HPC as a Service: Lessons Learned

By Wolfgang Gentzsch and Burak Yenier

December 10, 2012

After a fast-paced three months, round 1 of the HPC Experiment (also known as the Uber-Cloud Experiment) concluded last month, with more than 160 participating organizations and individuals from 25 countries, working together in 25 international teams. In this article we present their main findings, challenges, and their lessons learned.

The aim of the Uber-Cloud Experiment is to explore the end-to-end process of accessing remote computing resources in HPC centers and in HPC clouds as well as to study and overcome the potential roadblocks.

The experiment kicked off in July 2012 and brought together four categories of participants: the industry end-users with their applications, the software providers, the computing and storage resource providers, and the experts. We set up an end-user project by first selecting an end-user and his software provider, assigning an HPC/CAE expert, and matching a suitable resource provider to complete the team. Each team’s goal was to complete the project, and to chart the way around the hurdles they identified.

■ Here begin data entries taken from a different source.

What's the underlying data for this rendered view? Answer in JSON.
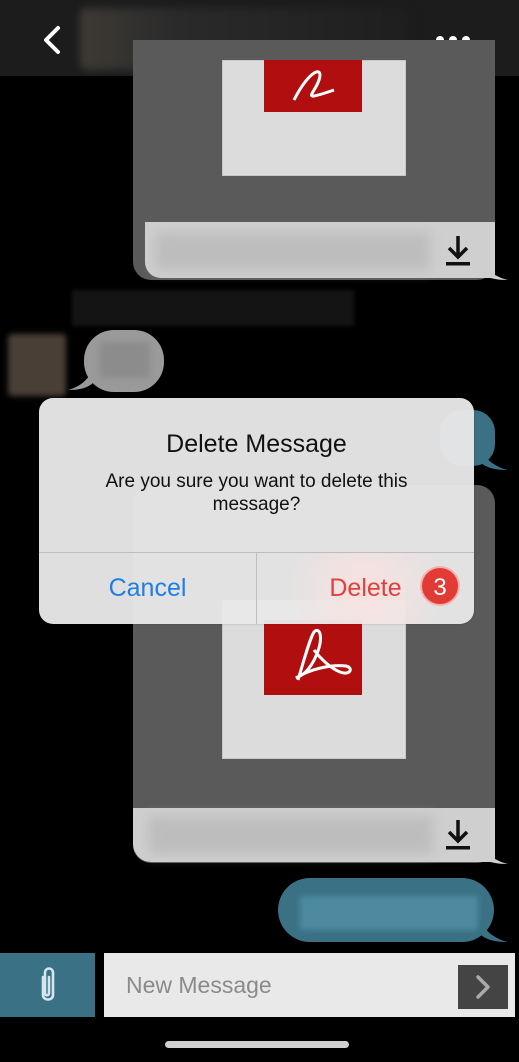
{
  "header": {
    "back_icon": "chevron-left-icon",
    "more_icon": "ellipsis-icon",
    "more_glyph": "•••"
  },
  "attachments": [
    {
      "file_icon": "pdf-icon",
      "download_icon": "download-icon",
      "download_glyph": "⤓"
    },
    {
      "file_icon": "pdf-icon",
      "download_icon": "download-icon",
      "download_glyph": "⤓"
    }
  ],
  "dialog": {
    "title": "Delete Message",
    "message": "Are you sure you want to delete this message?",
    "cancel_label": "Cancel",
    "delete_label": "Delete",
    "step_badge": "3"
  },
  "composer": {
    "attach_icon": "paperclip-icon",
    "attach_glyph": "⌀",
    "placeholder": "New Message",
    "send_icon": "chevron-right-icon",
    "send_glyph": "›"
  },
  "colors": {
    "accent_blue": "#1e7ee6",
    "destructive_red": "#e2403a",
    "teal": "#3a7185",
    "pdf_red": "#b10f0f"
  }
}
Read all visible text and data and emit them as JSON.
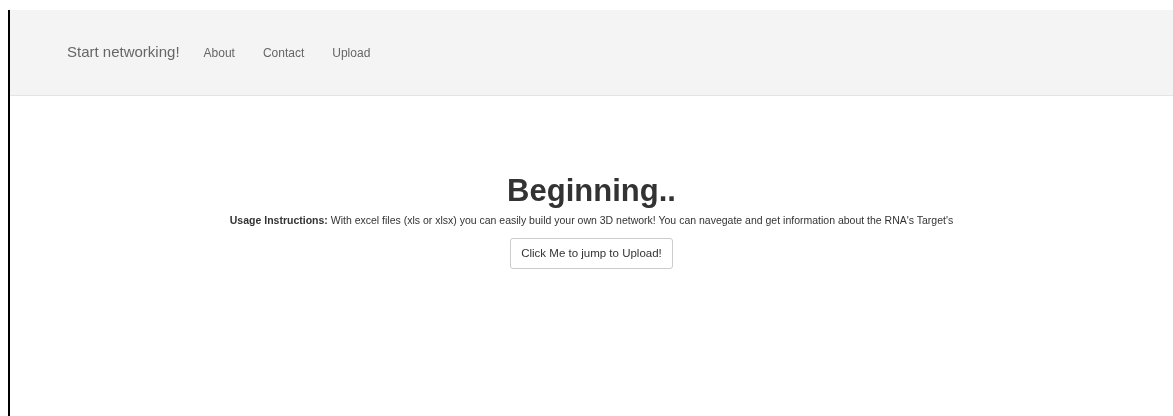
{
  "navbar": {
    "brand": "Start networking!",
    "links": [
      {
        "label": "About"
      },
      {
        "label": "Contact"
      },
      {
        "label": "Upload"
      }
    ]
  },
  "main": {
    "heading": "Beginning..",
    "instructions": "**Usage Instructions:** With excel files (xls or xlsx) you can easily build your own 3D network! You can navegate and get information about the RNA's Target's",
    "button": "Click Me to jump to Upload!"
  }
}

End users can achieve many benefits by gaining access to additional compute resources beyond their current internal resources, such as workstations. Arguably the most important two are the benefits of agility gained by speeding up product design cycles through shorter simulation run times, and those gained by the superior quality achieved by simulating more sophisticated geometries or physics, or by running many more iterations to look for the best product design.

Tangible benefits like these make HPC and more specifically HPC-as-a-Service (HPCaaS) very attractive. But how far are we from an ideal HPCaaS or HPC in the cloud model?

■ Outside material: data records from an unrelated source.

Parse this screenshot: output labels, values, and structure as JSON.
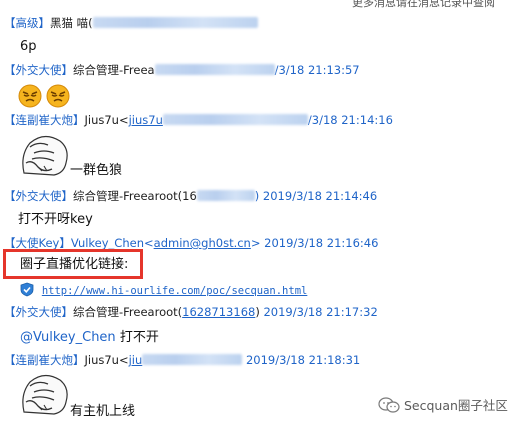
{
  "top_note": "更多消息请在消息记录中查阅",
  "messages": [
    {
      "role": "【高级】",
      "name": "黑猫 喵(",
      "name_tail": "",
      "time": "",
      "text": "6p"
    },
    {
      "role": "【外交大使】",
      "name": "综合管理-Freea",
      "name_tail": "",
      "time": "/3/18 21:13:57",
      "text": ""
    },
    {
      "role": "【连副崔大炮】",
      "name": "Jius7u<",
      "link": "jius7u",
      "name_tail": "",
      "time": "/3/18 21:14:16",
      "text": "一群色狼"
    },
    {
      "role": "【外交大使】",
      "name": "综合管理-Freearoot(16",
      "name_tail": "",
      "time": ") 2019/3/18 21:14:46",
      "text": "打不开呀key"
    },
    {
      "role": "【大使Key】",
      "name": "Vulkey_Chen<",
      "link": "admin@gh0st.cn",
      "name_tail": ">",
      "time": "2019/3/18 21:16:46",
      "text": "圈子直播优化链接:",
      "url": "http://www.hi-ourlife.com/poc/secquan.html"
    },
    {
      "role": "【外交大使】",
      "name": "综合管理-Freearoot(",
      "link": "1628713168",
      "name_tail": ")",
      "time": "2019/3/18 21:17:32",
      "mention": "@Vulkey_Chen",
      "text": "打不开"
    },
    {
      "role": "【连副崔大炮】",
      "name": "Jius7u<",
      "link": "jiu",
      "name_tail": "",
      "time": "2019/3/18 21:18:31",
      "text": "有主机上线"
    }
  ],
  "watermark": {
    "text": "Secquan圈子社区",
    "icon": "wechat-icon"
  },
  "colors": {
    "link": "#1f64c8",
    "highlight": "#e5352b"
  }
}
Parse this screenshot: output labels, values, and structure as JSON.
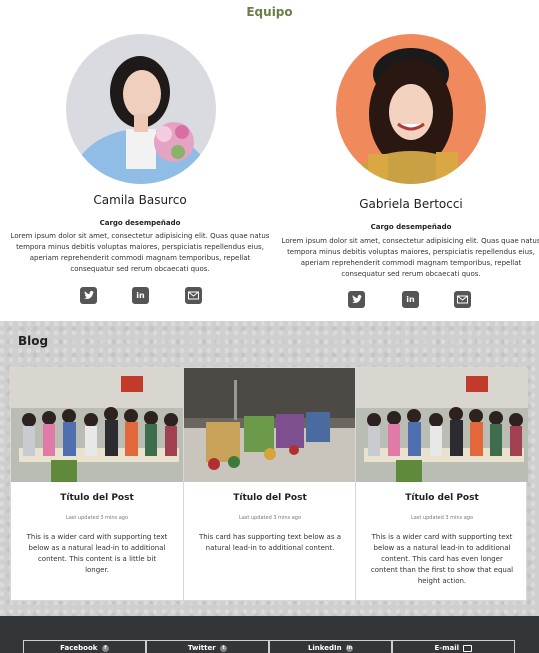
{
  "team": {
    "title": "Equipo",
    "members": [
      {
        "name": "Camila Basurco",
        "role": "Cargo desempeñado",
        "description": "Lorem ipsum dolor sit amet, consectetur adipisicing elit. Quas quae natus tempora minus debitis voluptas maiores, perspiciatis repellendus eius, aperiam reprehenderit commodi magnam temporibus, repellat consequatur sed rerum obcaecati quos.",
        "socials": [
          "twitter-icon",
          "linkedin-icon",
          "email-icon"
        ]
      },
      {
        "name": "Gabriela Bertocci",
        "role": "Cargo desempeñado",
        "description": "Lorem ipsum dolor sit amet, consectetur adipisicing elit. Quas quae natus tempora minus debitis voluptas maiores, perspiciatis repellendus eius, aperiam reprehenderit commodi magnam temporibus, repellat consequatur sed rerum obcaecati quos.",
        "socials": [
          "twitter-icon",
          "linkedin-icon",
          "email-icon"
        ]
      }
    ]
  },
  "blog": {
    "title": "Blog",
    "cards": [
      {
        "title": "Título del Post",
        "updated": "Last updated 3 mins ago",
        "text": "This is a wider card with supporting text below as a natural lead-in to additional content. This content is a little bit longer."
      },
      {
        "title": "Título del Post",
        "updated": "Last updated 3 mins ago",
        "text": "This card has supporting text below as a natural lead-in to additional content."
      },
      {
        "title": "Título del Post",
        "updated": "Last updated 3 mins ago",
        "text": "This is a wider card with supporting text below as a natural lead-in to additional content. This card has even longer content than the first to show that equal height action."
      }
    ]
  },
  "footer": {
    "links": [
      {
        "label": "Facebook",
        "icon": "facebook-icon"
      },
      {
        "label": "Twitter",
        "icon": "twitter-icon"
      },
      {
        "label": "LinkedIn",
        "icon": "linkedin-icon"
      },
      {
        "label": "E-mail",
        "icon": "email-icon"
      }
    ]
  },
  "colors": {
    "team_title": "#6a7d4a",
    "social_icon_bg": "#555555",
    "footer_bg": "#333638",
    "blog_bg": "#cfcfcf"
  }
}
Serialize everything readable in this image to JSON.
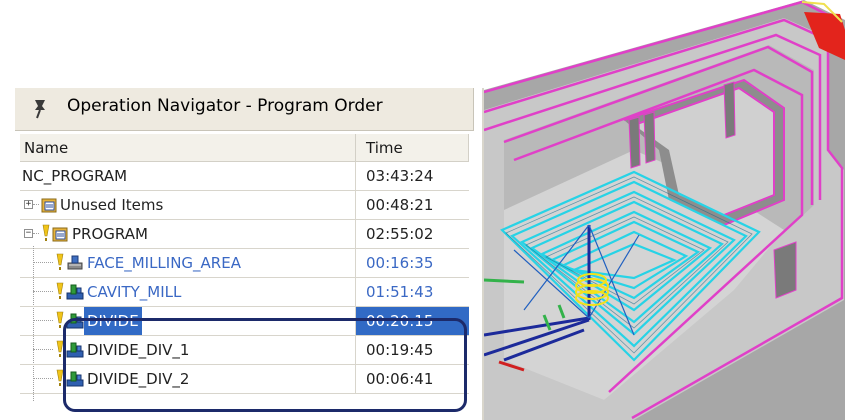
{
  "navigator": {
    "title": "Operation Navigator - Program Order",
    "pin_icon": "pin-icon",
    "columns": {
      "name": "Name",
      "time": "Time"
    },
    "rows": [
      {
        "name": "NC_PROGRAM",
        "time": "03:43:24"
      },
      {
        "name": "Unused Items",
        "time": "00:48:21",
        "icon": "program-group-icon",
        "expander": "+"
      },
      {
        "name": "PROGRAM",
        "time": "02:55:02",
        "icon": "program-group-icon",
        "expander": "−"
      },
      {
        "name": "FACE_MILLING_AREA",
        "time": "00:16:35",
        "icon": "face-milling-icon",
        "color": "#3a68c4"
      },
      {
        "name": "CAVITY_MILL",
        "time": "01:51:43",
        "icon": "cavity-mill-icon",
        "color": "#3a68c4"
      },
      {
        "name": "DIVIDE",
        "time": "00:20:15",
        "icon": "cavity-mill-icon",
        "selected": true
      },
      {
        "name": "DIVIDE_DIV_1",
        "time": "00:19:45",
        "icon": "cavity-mill-icon"
      },
      {
        "name": "DIVIDE_DIV_2",
        "time": "00:06:41",
        "icon": "cavity-mill-icon"
      }
    ]
  },
  "colors": {
    "selection": "#316ac5",
    "outline": "#1c2a6a",
    "status_yellow": "#f0c419",
    "toolpath_cyan": "#27d3e6",
    "part_magenta": "#e040c8"
  }
}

Honestly, at this point, we don’t know. However, in the course of this experiment, following each team and monitoring its challenges and progress, we’ve collected some excellent insight into these roadblocks and how our 25 teams have tackled them.

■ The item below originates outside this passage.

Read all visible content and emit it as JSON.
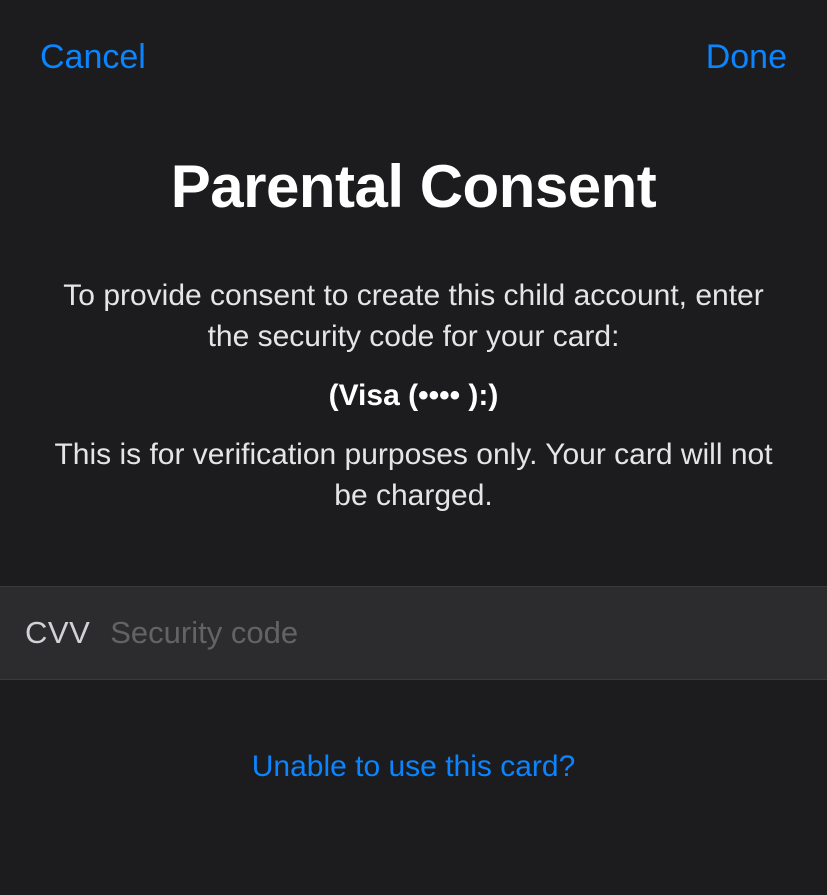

The main approach for this experiment is to look at the end-users’ project and select the appropriate resources, software and expertise that match those requirements.

During the three months of the experiment, we were able to build 25 teams each with a project proposed by an end user. These teams were: Team Anchor Bolt, Team Resonance, Team Radiofrequency, Team Supersonic, Team Liquid-Gas, Team Wing-Flow, Team Ship-Hull, Team Cement-Flows, Team Sprinkler, Team Space Capsule, Team Car Acoustics, Team Dosimetry, Team Weathermen, Team Wind Turbine, Team Combustion, Team Blood Flow, Team Turbo-Machinery, Team Gas Bubbles, Team Side impact, Team ColombiaBio, and Team Cellphone.

The final report, available to all of our registered participants, contains the use cases of many of the teams offering valuable insight through their own words. We look forward to future rounds of the experiment where this accumulating knowledge will yield ever more successful projects.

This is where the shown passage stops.